Thursday, July 14, 2011
I am having a generational melt down. On another blog I saw a beautiful picture of Daya Torres, the amazing 41 year old swimmer in a bikini. She is magnificent. Then there were the put-downs. She doesn't look feminine enough. She shouldn't be considered a role model for anyone. Sorry but I think that is B......... This woman won many Olympic medals and definitely should be a role model. Please, if you are having a hard time with this concept, remember this is my opinion.
I grew up with a fairly constant understanding of beauty. Unfortunately I have let it be a reason to hate myself. But I haven't been able to totally dump it. I don't wear white shoes after labor day, (or any other day either because I have big feet). I don't wear dark stockings and lighter shoes. (I hate pantyhose.) I have tried to live up to the sexy California Blonde model back when I was younger. Long blonde streaky hair. I have lost track of all of the girls with long blonde hair parted in the middle and hanging to the waist. (extensions have made this one achievable.) I have never had plastic surgery because I can't afford it and I don't know what I would change. But when I was much younger, a rack the size of Texas was not considered beauty. It was considered risque. Of course we went past risque years ago.

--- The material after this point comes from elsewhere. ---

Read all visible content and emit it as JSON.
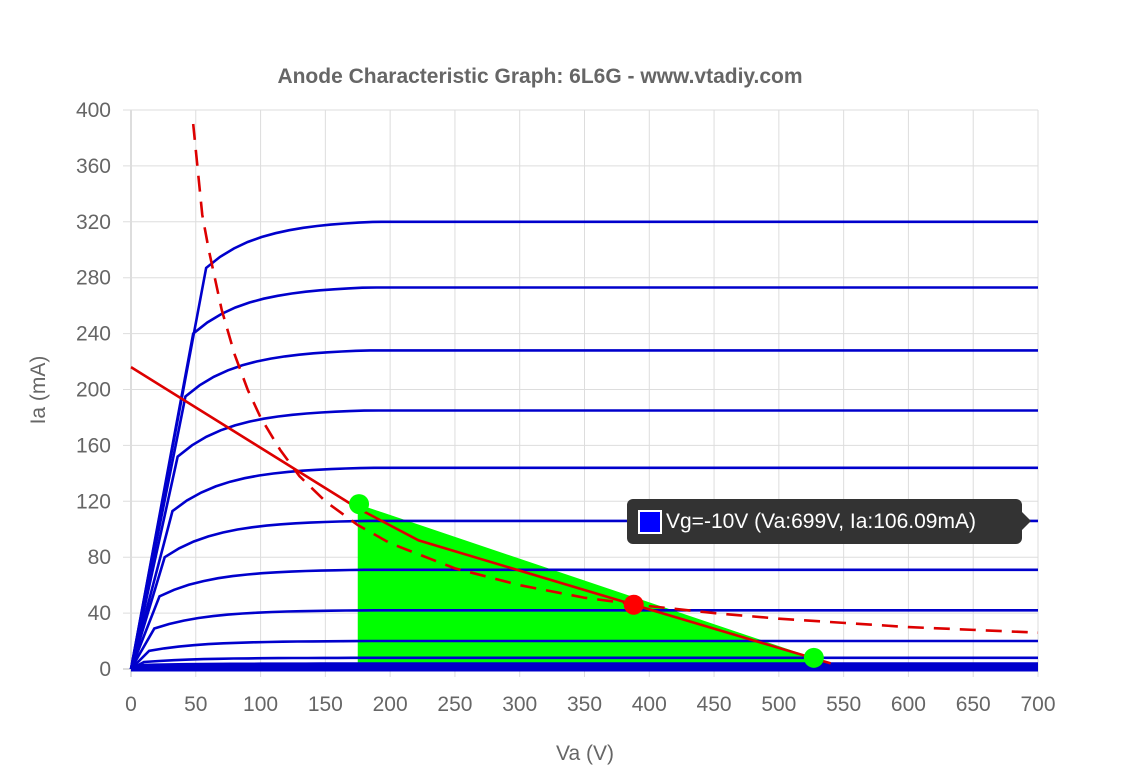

I grew up liking to wear clothes that matched. The best thing was to have matching shoes and bag that went with something in my clothing. And hose, panty or otherwise. And heels that didn't make my hamstrings scream. One thing I am glad to see go has come back into style. Hats are my big bugaboo. I have a very large head and cannot find hats that fit. So I haven't missed them. Anyway, this rambling blog is expressing my total confusion with what I think and what I see, being wildly different things.
If I had my way there would be total acceptance of differences. And yet you see that I don't think that way myself. I love the blogs I read and a guilty pleasure is the rag mag stuff. I see designers creating totally unwearable things to put on models that have not one curve. I thought models were supposed to be pretty. I must have missed on that one. I also, in the rag mags see some celebs who have really curvy bodies getting kudos for that. And on the street I see grossly overweight people. Where do I place my role models? I'm just lost.